Some study limitations should be acknowledged. First, the relatively medium sample size at follow-up and the reliance on a single data source may lead to bias. Second, we observed improvements in the bottom-up information flows from the striatum to the cortex and from the cerebellum to the striatum, as well as improvements in the clinical symptoms of OCD patients. Furthermore, the enhanced bottom-up information flow from the cerebellum to the left ventromedial putamen after treatment was linked to improved social function. While we speculated that the treatment-induced improvement in bottom-up regulation may affect higher-order brain regions, potentially causing the alleviation of clinical symptoms in OCD patients, the causal relationship between connectivity changes and symptom improvement cannot been determined from this study.

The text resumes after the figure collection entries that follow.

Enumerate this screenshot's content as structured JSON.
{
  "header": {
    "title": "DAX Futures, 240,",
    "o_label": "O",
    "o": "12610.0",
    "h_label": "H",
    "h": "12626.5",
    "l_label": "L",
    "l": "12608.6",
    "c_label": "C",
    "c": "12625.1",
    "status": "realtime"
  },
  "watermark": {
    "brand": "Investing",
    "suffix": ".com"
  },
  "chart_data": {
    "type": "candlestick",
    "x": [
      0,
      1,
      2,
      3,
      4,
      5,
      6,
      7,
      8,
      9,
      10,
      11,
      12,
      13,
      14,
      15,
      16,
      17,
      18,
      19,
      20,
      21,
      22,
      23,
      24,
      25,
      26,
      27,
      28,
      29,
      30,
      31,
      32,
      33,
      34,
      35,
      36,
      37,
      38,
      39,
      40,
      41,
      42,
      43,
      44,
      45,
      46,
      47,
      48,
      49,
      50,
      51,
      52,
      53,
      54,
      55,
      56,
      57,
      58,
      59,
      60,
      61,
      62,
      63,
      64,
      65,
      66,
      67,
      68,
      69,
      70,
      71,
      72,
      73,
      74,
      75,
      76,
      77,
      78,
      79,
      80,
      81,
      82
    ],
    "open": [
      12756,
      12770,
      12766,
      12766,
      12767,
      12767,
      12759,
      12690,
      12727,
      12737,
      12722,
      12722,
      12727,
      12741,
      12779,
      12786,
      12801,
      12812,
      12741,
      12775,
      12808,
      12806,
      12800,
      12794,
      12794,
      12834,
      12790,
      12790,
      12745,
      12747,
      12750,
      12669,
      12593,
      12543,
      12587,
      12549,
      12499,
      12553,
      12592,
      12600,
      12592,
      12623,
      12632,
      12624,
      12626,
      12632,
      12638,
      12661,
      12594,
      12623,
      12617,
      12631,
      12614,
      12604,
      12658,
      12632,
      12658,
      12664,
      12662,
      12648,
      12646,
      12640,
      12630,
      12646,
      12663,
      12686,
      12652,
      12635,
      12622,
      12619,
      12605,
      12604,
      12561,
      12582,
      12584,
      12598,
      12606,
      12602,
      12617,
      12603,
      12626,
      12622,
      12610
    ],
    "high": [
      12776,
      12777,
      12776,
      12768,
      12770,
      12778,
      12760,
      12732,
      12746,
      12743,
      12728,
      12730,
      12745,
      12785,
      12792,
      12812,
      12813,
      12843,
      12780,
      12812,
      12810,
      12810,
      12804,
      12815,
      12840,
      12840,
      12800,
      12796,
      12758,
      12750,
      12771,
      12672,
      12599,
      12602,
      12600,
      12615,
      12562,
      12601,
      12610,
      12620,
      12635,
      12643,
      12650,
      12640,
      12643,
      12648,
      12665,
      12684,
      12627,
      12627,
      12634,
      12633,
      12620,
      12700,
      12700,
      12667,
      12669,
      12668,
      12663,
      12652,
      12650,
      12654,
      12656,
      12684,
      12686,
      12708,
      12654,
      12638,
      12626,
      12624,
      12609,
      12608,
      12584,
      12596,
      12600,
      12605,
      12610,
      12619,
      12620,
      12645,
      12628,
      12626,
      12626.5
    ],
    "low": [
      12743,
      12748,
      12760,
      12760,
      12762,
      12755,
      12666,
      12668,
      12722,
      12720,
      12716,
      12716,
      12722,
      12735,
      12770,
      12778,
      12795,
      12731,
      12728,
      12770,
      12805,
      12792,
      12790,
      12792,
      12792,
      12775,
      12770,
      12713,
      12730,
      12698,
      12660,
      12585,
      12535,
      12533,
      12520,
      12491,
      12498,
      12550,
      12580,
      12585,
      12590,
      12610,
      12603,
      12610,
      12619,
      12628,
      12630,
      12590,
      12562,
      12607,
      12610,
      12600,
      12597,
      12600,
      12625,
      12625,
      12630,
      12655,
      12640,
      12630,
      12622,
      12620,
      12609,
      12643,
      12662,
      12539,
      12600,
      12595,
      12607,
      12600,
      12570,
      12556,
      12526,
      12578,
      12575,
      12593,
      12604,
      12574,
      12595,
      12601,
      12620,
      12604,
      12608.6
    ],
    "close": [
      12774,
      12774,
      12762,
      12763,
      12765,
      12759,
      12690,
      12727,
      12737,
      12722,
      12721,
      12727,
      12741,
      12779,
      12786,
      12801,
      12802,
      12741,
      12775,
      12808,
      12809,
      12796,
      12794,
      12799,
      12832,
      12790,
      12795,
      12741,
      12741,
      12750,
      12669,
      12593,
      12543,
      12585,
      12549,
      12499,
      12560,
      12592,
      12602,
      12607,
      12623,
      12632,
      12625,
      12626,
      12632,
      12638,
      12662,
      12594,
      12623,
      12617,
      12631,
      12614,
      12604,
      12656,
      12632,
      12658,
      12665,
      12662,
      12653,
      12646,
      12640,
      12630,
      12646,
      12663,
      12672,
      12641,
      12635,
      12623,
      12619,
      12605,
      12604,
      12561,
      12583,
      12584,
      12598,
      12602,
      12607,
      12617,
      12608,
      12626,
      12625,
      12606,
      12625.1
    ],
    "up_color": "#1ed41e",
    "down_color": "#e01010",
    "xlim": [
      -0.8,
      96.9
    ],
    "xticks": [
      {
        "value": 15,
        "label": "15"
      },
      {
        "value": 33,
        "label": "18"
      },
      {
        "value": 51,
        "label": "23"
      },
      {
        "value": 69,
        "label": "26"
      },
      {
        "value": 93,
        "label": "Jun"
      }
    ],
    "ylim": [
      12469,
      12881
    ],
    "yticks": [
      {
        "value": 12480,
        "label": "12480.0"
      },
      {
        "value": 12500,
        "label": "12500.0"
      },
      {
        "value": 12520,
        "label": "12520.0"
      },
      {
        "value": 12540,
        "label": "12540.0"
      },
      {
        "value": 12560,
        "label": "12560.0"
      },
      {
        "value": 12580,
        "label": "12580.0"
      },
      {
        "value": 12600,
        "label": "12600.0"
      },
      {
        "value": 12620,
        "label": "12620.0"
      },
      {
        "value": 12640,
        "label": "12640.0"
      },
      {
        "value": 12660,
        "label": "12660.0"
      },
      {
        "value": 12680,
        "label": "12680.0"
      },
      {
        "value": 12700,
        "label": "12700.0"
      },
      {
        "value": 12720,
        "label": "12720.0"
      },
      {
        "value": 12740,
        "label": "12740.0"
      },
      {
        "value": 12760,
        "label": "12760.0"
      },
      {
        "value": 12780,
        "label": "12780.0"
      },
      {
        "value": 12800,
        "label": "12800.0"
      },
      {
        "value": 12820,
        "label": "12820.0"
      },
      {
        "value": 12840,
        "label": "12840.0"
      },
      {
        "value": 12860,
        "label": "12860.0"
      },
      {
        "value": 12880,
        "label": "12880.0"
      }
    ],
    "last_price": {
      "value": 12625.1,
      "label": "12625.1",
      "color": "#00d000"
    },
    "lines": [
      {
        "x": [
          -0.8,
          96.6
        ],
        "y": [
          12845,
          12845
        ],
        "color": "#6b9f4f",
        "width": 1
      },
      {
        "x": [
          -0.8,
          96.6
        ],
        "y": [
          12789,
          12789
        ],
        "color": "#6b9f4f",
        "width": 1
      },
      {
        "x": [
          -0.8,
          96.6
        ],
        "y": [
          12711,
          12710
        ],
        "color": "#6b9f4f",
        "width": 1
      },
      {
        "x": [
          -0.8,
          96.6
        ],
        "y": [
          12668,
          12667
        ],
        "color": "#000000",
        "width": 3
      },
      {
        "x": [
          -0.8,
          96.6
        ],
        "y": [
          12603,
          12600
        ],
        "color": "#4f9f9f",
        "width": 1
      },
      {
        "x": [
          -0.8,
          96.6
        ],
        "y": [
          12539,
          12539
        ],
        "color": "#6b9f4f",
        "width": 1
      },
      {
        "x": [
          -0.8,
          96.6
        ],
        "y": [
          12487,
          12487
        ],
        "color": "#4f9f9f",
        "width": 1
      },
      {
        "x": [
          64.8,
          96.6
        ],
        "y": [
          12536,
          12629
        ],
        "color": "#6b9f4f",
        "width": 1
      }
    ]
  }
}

Third, the gene expression and neuroimaging data were derived from distinct sets of participants. However, existing studies suggest substantial consistency in gene expression patterns across diverse human populations [78]. Fourth, while associations between gene expression patterns and information flow patterns were observed, the lack of causal inference due to the cross-sectional nature of the gene expression data is a limitation.

Conclusion

In summary, the current study underscores the significance of delving into OCD-associated neural circuits by finely examining striatal subregions. Through a detailed division of the striatum, substantial changes in DC, FC, and EC were observed in the striatal subregions of the OCD patients both before and after treatment. EC application revealed an aberrant flow of information within CSTC circuits and cortical-striatal-cerebellar circuits, which indicated that top-down control was excessive and bottom-up regulation was attenuated in the drug-naive OCD patients. After treatment, bottom-up information flow improved along with a reduction in the clinical symptoms of OCD patients. This suggests that treatment-induced enhancement of bottom-up regulation influences higher-order brain regions, causing the alleviation of OCD symptoms. Moreover, GCA coefficient alteration-related genes were enriched in the biological processes and pathways related to (1) cellular structure and development, (2) cell signaling and regulation of phosphorylation, (3) regulation of signaling pathways, (4) cellular responses and immune processes, (5) metabolic processes, and (6) gene expression and RNA processes. Interestingly, the information flow alteration-related genes substantially overlapped between bidirectional information flows among striatal subregions and the rest of brain, as well as between information flows among homotopical striatal subregions and the rest of brain. These findings offer new insights into biological substrates underlying the changed EC of the striatum in OCD patients. Furthermore, this study extensively decodes the role of the striatum in OCD.